Tra marzo e aprile 2020 la quasi totalità della popolazione mondiale è stata soggetta a misure di contenimento e contrasto alla diffusione del SARS-CoV-2. L’impatto sull’economia globale delle diverse modalità di lockdown imposte è forte: l’ultimo outlook dell’IMF (aprile) prevede una contrazione del PIL nel 2020 del -3%, rispetto alle prime previsioni (gennaio) di una crescita del +3,3%.
Le limitazioni alla mobilità e alle attività produttive e commerciali hanno avuto un effetto depressivo sulla domanda globale di energia primaria, che nel primo trimestre del 2020 ha segnato una riduzione del -3,8% rispetto ai primi tre mesi dell’anno precedente.
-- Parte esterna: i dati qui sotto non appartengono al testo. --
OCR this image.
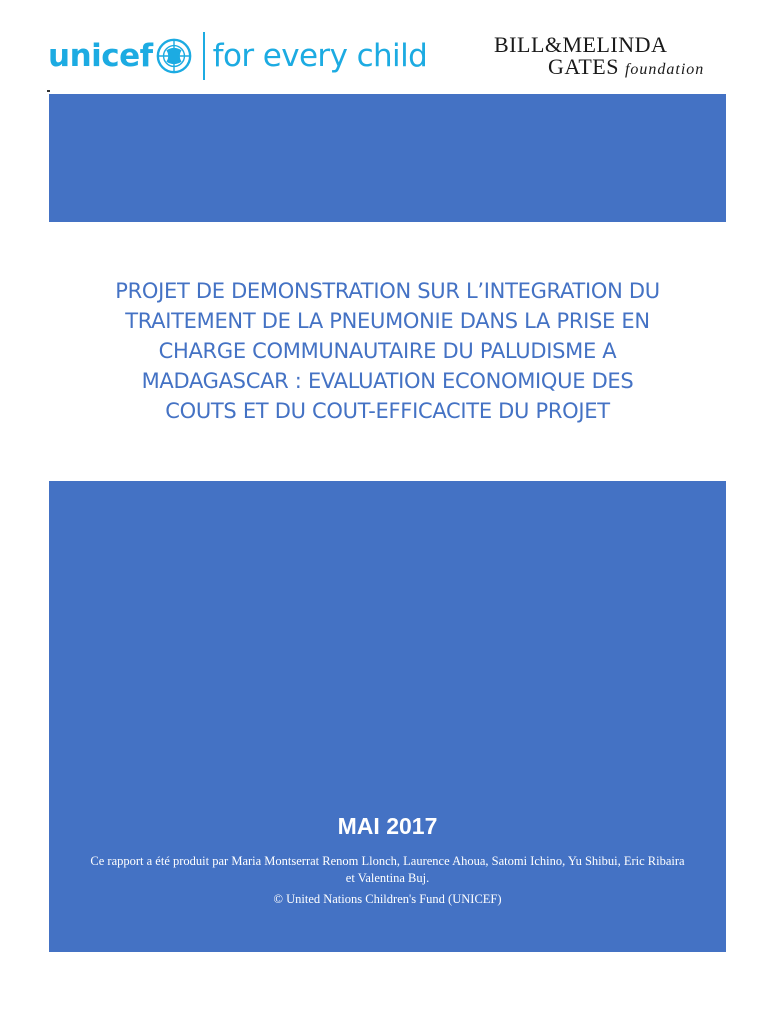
unicef for every child	BILL&MELINDA
GATES foundation
PROJET DE DEMONSTRATION SUR L’INTEGRATION DU
TRAITEMENT DE LA PNEUMONIE DANS LA PRISE EN
CHARGE COMMUNAUTAIRE DU PALUDISME A
MADAGASCAR : EVALUATION ECONOMIQUE DES
COUTS ET DU COUT-EFFICACITE DU PROJET
MAI 2017
Ce rapport a été produit par Maria Montserrat Renom Llonch, Laurence Ahoua, Satomi Ichino, Yu Shibui, Eric Ribaira et Valentina Buj.
© United Nations Children's Fund (UNICEF)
Secondo le previsioni dell’IEA, la riduzione annuale sarà del -6%, equivalente alla somma della domanda di energia nel 2019 di Italia, Germania, Francia e UK. Si tratta del declino più significativo da 70 anni a questa parte, pari a oltre 7 volte l’impatto della crisi finanziaria del 2008. In Italia, l’ENEA ha stimato una riduzione della domanda del -7% nel primo trimestre 2020 e del -20% nel secondo trimestre.
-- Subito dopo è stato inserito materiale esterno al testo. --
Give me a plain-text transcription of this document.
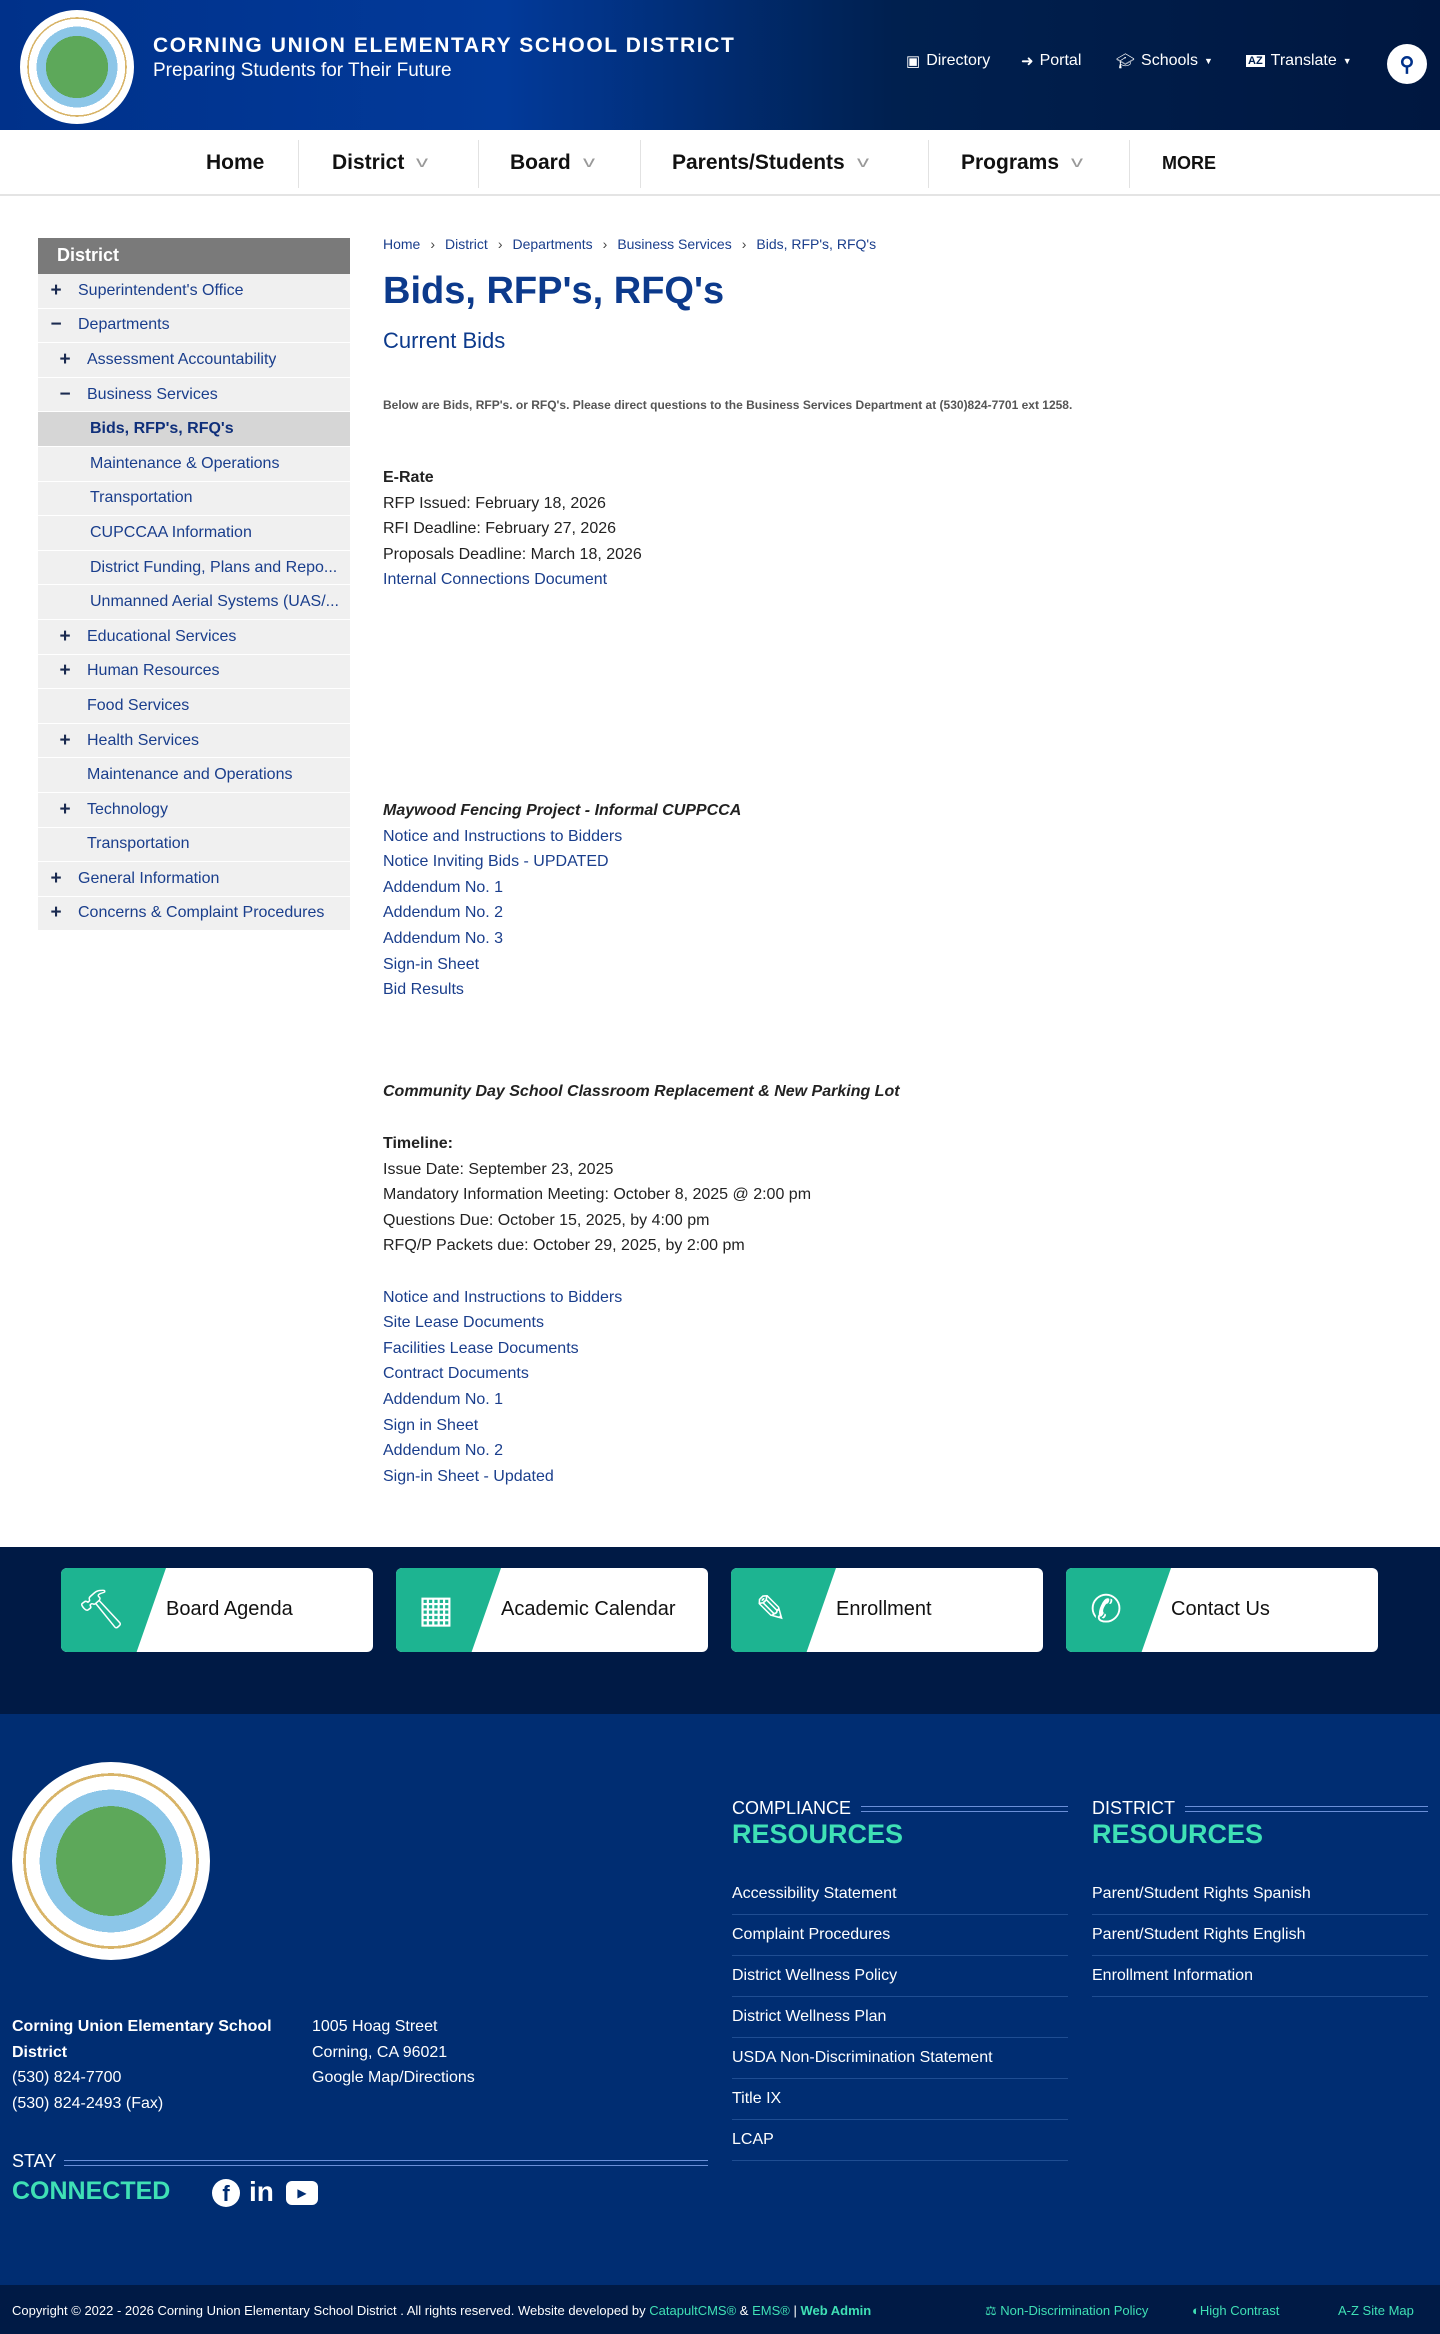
CORNING UNION ELEMENTARY SCHOOL DISTRICT
Preparing Students for Their Future	▣ Directory ➜ Portal 🎓︎ Schools ▼	AZ Translate ▼ ⚲
Home	District v	Board v	Parents/Students v	Programs v	MORE
District
+ Superintendent's Office
− Departments
+ Assessment Accountability
− Business Services
Bids, RFP's, RFQ's
Maintenance & Operations
Transportation
CUPCCAA Information
District Funding, Plans and Repo...
Unmanned Aerial Systems (UAS/...
+ Educational Services
+ Human Resources
Food Services
+ Health Services
Maintenance and Operations
+ Technology
Transportation
+ General Information
+ Concerns & Complaint Procedures
Home › District › Departments › Business Services › Bids, RFP's, RFQ's
Bids, RFP's, RFQ's
Current Bids
Below are Bids, RFP's. or RFQ's. Please direct questions to the Business Services Department at (530)824-7701 ext 1258.
E-Rate
RFP Issued: February 18, 2026
RFI Deadline: February 27, 2026
Proposals Deadline: March 18, 2026
Internal Connections Document
Maywood Fencing Project - Informal CUPPCCA
Notice and Instructions to Bidders
Notice Inviting Bids - UPDATED
Addendum No. 1
Addendum No. 2
Addendum No. 3
Sign-in Sheet
Bid Results
Community Day School Classroom Replacement & New Parking Lot
Timeline:
Issue Date: September 23, 2025
Mandatory Information Meeting: October 8, 2025 @ 2:00 pm
Questions Due: October 15, 2025, by 4:00 pm
RFQ/P Packets due: October 29, 2025, by 2:00 pm
Notice and Instructions to Bidders
Site Lease Documents
Facilities Lease Documents
Contract Documents
Addendum No. 1
Sign in Sheet
Addendum No. 2
Sign-in Sheet - Updated
🔨︎ Board Agenda	▦	Academic Calendar ✎	Enrollment	✆	Contact Us
Corning Union Elementary School District
(530) 824-7700
(530) 824-2493 (Fax)
1005 Hoag Street
Corning, CA 96021
Google Map/Directions
STAY
CONNECTED	f in	▶
COMPLIANCE
RESOURCES
Accessibility Statement
Complaint Procedures
District Wellness Policy
District Wellness Plan
USDA Non-Discrimination Statement
Title IX
LCAP
DISTRICT
RESOURCES
Parent/Student Rights Spanish
Parent/Student Rights English
Enrollment Information
Copyright © 2022 - 2026 Corning Union Elementary School District . All rights reserved. Website developed by CatapultCMS® & EMS® | Web Admin	⚖ Non-Discrimination Policy	◐High Contrast	A-Z Site Map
Tutte le fonti di energia registreranno un calo nel 2020, tranne le rinnovabili. La richiesta di petrolio segnerà la riduzione più significativa, -9% nel 2020, corrispondente a una riduzione media di 9 milioni di barili al giorno. Ben noto è stato l’effetto sul prezzo del barile, che sui futures WTI è arrivato a prezzi negativi.
Una riduzione simile interesserà nel 2020 la domanda di carbone (-8%), gas naturale (-5%) ed energia nucleare (-3%). L’unica fonte di energia primaria a segnare un lieve aumento sarà quella prodotta da fonti rinnovabili (+1%), sia per effetto dei progetti in pipeline la cui entrata in esercizio è prevista per l’anno in corso, sia per la priorità di dispacciamento riservata all’energia elettrica rinnovabile.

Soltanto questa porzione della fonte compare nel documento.